EFSA, quale cibo in salsa europea?

In italiano l’espressione sicurezza alimentare richiama due concetti diversi, seppur complementari: garanzia dell’accesso agli alimenti in quantità e qualità adeguata da parte della popolazione e loro integrità igienico-sanitaria. Una discriminazione del vocabolario è utile per non dar luogo a fraintendimenti, ma il tema della sicurezza degli alimenti richiama anche l’esigenza di politiche appropriate per un sistema agroalimentare composito e riccamente diversificato tra territori, dimensioni aziendali, processi produttivi, sistemi distributivi, esigenze di consumo.

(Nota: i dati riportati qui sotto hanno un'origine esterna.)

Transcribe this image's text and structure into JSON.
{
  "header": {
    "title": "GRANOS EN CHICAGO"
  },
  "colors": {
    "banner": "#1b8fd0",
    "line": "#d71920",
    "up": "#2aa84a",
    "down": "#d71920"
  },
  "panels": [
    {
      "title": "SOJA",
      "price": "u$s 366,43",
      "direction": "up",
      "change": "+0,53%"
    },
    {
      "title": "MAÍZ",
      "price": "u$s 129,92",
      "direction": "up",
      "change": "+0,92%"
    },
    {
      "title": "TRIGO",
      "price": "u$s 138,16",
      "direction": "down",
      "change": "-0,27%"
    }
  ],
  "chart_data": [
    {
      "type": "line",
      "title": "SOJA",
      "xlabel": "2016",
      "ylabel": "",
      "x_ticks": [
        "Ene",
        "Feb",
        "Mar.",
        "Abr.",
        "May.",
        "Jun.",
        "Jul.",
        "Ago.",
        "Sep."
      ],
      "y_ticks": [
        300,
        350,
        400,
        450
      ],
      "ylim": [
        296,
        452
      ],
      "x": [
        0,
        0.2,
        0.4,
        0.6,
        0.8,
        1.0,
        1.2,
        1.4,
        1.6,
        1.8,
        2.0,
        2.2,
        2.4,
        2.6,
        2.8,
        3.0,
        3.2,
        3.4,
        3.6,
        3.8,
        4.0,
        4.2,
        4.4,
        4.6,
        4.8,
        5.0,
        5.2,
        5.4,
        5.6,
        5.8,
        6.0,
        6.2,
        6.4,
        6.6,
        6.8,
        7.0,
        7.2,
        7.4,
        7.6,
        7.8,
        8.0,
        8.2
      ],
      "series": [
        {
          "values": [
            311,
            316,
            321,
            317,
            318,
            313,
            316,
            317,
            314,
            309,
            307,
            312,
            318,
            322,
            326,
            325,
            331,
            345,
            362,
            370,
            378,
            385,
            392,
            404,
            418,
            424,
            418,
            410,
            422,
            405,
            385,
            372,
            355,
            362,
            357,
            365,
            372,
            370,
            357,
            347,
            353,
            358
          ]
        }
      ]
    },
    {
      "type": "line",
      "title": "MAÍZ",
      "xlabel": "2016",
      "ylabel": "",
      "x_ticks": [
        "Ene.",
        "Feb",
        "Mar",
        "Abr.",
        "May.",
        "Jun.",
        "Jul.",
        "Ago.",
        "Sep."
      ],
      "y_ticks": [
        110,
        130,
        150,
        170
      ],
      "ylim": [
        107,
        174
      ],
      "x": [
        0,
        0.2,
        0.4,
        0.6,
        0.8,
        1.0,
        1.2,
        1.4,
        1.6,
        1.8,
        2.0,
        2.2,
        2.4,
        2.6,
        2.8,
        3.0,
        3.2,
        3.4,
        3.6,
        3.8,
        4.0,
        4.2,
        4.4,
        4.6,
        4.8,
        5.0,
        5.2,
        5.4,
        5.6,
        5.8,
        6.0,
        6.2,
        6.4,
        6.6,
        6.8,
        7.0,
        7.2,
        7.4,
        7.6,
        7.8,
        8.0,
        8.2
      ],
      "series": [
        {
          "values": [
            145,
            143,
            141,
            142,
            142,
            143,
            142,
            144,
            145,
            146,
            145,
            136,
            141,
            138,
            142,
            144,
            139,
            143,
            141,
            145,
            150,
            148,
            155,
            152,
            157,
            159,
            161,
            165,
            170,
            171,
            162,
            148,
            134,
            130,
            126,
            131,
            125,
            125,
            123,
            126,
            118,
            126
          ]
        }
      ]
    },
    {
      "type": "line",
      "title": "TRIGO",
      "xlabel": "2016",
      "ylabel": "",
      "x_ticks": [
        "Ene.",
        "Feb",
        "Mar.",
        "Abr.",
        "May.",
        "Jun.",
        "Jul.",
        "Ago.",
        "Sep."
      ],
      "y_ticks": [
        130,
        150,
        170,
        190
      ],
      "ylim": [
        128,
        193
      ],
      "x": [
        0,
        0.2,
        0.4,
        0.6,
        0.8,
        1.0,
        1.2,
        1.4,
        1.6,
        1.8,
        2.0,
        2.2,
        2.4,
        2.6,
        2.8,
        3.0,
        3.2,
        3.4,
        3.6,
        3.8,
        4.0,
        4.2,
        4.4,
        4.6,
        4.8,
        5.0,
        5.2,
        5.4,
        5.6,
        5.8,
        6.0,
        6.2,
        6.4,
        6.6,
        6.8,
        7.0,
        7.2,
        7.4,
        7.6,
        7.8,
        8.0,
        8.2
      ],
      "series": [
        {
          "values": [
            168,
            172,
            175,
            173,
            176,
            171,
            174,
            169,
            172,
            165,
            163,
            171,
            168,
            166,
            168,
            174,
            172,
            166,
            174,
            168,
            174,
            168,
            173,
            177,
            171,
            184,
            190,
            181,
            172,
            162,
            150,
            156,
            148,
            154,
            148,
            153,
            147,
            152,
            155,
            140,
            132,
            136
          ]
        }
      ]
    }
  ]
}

Data l’importanza crescente riconosciuta dai consumatori europei alle questioni di sicurezza igienico-sanitaria degli alimenti (vedi OGM, pesticidi, ormoni, additivi ammessi, tollerati o più raramente proibiti, o le stesse farine animali vietate e -di recente- riabilitate), la questione ha assunto negli ultimi anni una rinnovata centralità, non ultimo per il fatto che le regole sanitarie determinano una selezione darwiniana delle aziende sulla base degli standard industriali da garantire o degli artefizi tecnologici che vengono consentiti nel corso della produzione agricola o della trasformazione.

L’EFSA, l’Agenzia Europea per la Sicurezza Alimentare, fu istituita 10 anni fa, proprio a seguito dello scandalo mucca pazza, per garantire a livello comunitario un presidio scientifico che assicurasse un efficace sistema decisionale in tema di gestione del rischio. 500 milioni di cittadini europei sono direttamente interessati al suo lavoro, ma lo stesso vale per 12 milioni di aziende agricole dell’UE e per l’altrettanto nutrito corpo di imprese agroalimentari e di ristorazione. Si tratta di un composito e articolato universo di aziende che producono, manipolano e introducono nel sistema di consumo alimenti molto diversi tra loro per genesi, natura e destinazione.

Nei suoi 10 anni di esistenza, l’EFSA si è però caratterizzata per un indubbio fiancheggiamento di un unico modello, quello agroindustriale, che a monte e a valle dell’attività primaria tende a standardizzare il sistema produttivo senza necessariamente assicurare qualità e sanità del cibo. Questa complicità ha assunto anche la forma di palesi conflitti di interesse del personale che a più livelli (dal Consiglio di Amministrazione ai gruppi di esperti scientifici) ha prestato servizio per l’Agenzia inficiando l’obiettività scientifica dei suoi processi decisionali.

Ciò vale per la valutazione del rischio di OGM, per quella dei pesticidi o dell’aspartame, un dolcificante la cui innocuità è stata in più occasioni scientificamente opinata. Saranno questi esempi che verranno approfonditi nel corso della due giorni di mobilitazione intorno al ‘caso EFSA’ promossa a Parma i prossimi 12 e 13 novembre per iniziativa di diverse forze italiane ed europee, tra cui FIRAB e il Coordinamento Europeo Via Campesina, e con la partecipazione di eletti a quel Parlamento Europeo, quali José Bové, che hanno più volte richiamato l’EFSA a maggiore limpidezza di comportamenti, bocciandone finanche il Bilancio.